Editor's Note: Sheryl Lee Ralph is a Tony award nominee for her work in the original case of Dreamgirls on Broadway. She has appeared in TV and films alongside stars such as Denzel Washington, Robert DeNiro, Whoopi Goldberg and Eddie Murphy. She is founding director of The DIVA Foundation and author of an upcoming book "Redefining DIVA," which will be released next month.
By Sheryl Lee Ralph, Special to CNN
(CNN) - Like so many others, I was stunned into shocked silence when I was told of Whitney Houston’s death. I thought about Whitney and her battles with music and misery over the years. She was so very different from when I saw her for the first time back in 1981 and said to myself, ‘oh my, that’s a “Dream”!’
I was on Broadway at the time making my mark playing Deena Jones in the original cast of Dreamgirls. We were a hit, a bonafide smash. Night after night at the Imperial Theatre, we ended every show with the kind of applause that brought people to their feet. But just up the street in a club called Sweet Water, there was a teenager doing the same thing: her name was Whitney Houston. She was as fresh and as fabulous as we were, a real life Dreamgirl who was also giving audiences moments they would never forget. I know I will never forget how in that little club, sitting with my Dreamgirls co-star Loretta Devine, we both thought, ‘Wow, this girl is the real deal.’ But just as fame came calling on us, it came for Whitney too, and it wasn’t always nice.
Everybody wants Fame, but Fame is a very difficult friend to keep. It can be like a jealous lover who wants you all to himself and when threatened, will beat you up, ruin your good looks, tear down your self-esteem and even kill you. In order to call Fame your friend, you have to have it all together. You have to be ultra-strong, solid to the core and know that God is good. Fame will build you up just to crush you down. You have got to have faith along with fame. You have got to know who you are or Fame will take you out. We have seen it happen over and over: Judy Garland, Elvis Presley, Michael Jackson, Kurt Cobain, Amy Winehouse.

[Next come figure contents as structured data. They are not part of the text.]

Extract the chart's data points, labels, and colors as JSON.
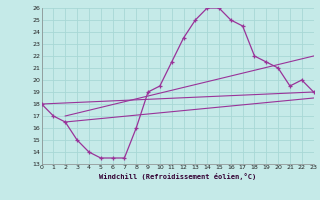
{
  "xlabel": "Windchill (Refroidissement éolien,°C)",
  "bg_color": "#c5eae8",
  "grid_color": "#a8d8d5",
  "line_color": "#993399",
  "xlim": [
    0,
    23
  ],
  "ylim": [
    13,
    26
  ],
  "xticks": [
    0,
    1,
    2,
    3,
    4,
    5,
    6,
    7,
    8,
    9,
    10,
    11,
    12,
    13,
    14,
    15,
    16,
    17,
    18,
    19,
    20,
    21,
    22,
    23
  ],
  "yticks": [
    13,
    14,
    15,
    16,
    17,
    18,
    19,
    20,
    21,
    22,
    23,
    24,
    25,
    26
  ],
  "curve1_x": [
    0,
    1,
    2,
    3,
    4,
    5,
    6,
    7,
    8,
    9,
    10,
    11,
    12,
    13,
    14,
    15,
    16,
    17,
    18,
    19,
    20,
    21,
    22,
    23
  ],
  "curve1_y": [
    18,
    17,
    16.5,
    15,
    14,
    13.5,
    13.5,
    13.5,
    16,
    19,
    19.5,
    21.5,
    23.5,
    25,
    26,
    26,
    25,
    24.5,
    22,
    21.5,
    21,
    19.5,
    20,
    19
  ],
  "line2_x": [
    0,
    23
  ],
  "line2_y": [
    18,
    19
  ],
  "line3_x": [
    2,
    23
  ],
  "line3_y": [
    17,
    22
  ],
  "line4_x": [
    2,
    23
  ],
  "line4_y": [
    16.5,
    18.5
  ]
}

Whitney had a real show biz pedigree-- Auntie Ree Ree (Aretha Franklin) was her godmother, Cissy Houston, lead singer of the Sweet Inspirations and background singer for Elvis Presley was her mother and Dionne Warwick was her cousin or aunt. I could never get it straight. She had a simplicity and innocence about her in the beginning with her close cropped curly ‘fro and skin with a hint of left over teenage acne. She was just a purely talented kid and there is nothing like pure, raw talent.
In the beginning Fame was wonderful. I will never forget those lavish 80’s parties, where we were surrounded by the beautiful “yes” people who told you, yes, you’re right, yes, you’re beautiful, yes you’re wonderful. Yes, Yes, YES! Whatever you want, yes! It was all there for the asking. No one tells you no and you feel protected. You think they are there to help you. New fame brings friends, clothes, jewelry, sex and drugs. A dangerous mixture. Then add a little alcohol for an extra kick. But just as quick as you go up, you can begin the descent down.
I saw how drugs took the best of Nell Carter, the actress/singer who playwright Tom Eyen was writing Dreamgirls for. She left us to pursue a bright career in Hollywood when she landed the sitcom “Gimme a Break.” I remember Nell telling me to “stay away from the hard stuff” as she vomited into the toilet. I have never forgotten that moment.
The next time I saw Whitney, I could tell that Fame was having its way with her. We shared a very talented makeup artist and he had a serious drug issue. I don’t know, but I thought he was sharing his issue with Whitney. It hurt to think that it could be true.
I saw her again several times on the set of the TV show “Moesha,” with and without her husband of fifteen years, Bobby Brown. I could see Fame was walking with both of them. It was obvious. Whitney and I spoke quickly and quietly as I helped her turn her wig around. I was saddened to see what I saw and I wished there had been more time to say “Stop!!” To remind her of that great beginning of hers and tell her how quickly it all ends. To let her know that the road she was walking with Fame has had the same end of the road for everyone who has walked it that way. But there wasn’t the time.
I didn’t have the time to tell her that she was not some ordinary diva. She was a DIVA! -- Divinely Inspired Victoriously Anointed. But all too soon the DIVA has died again.
Opinions expressed in this commentary are solely those of Sheryl Lee Ralph.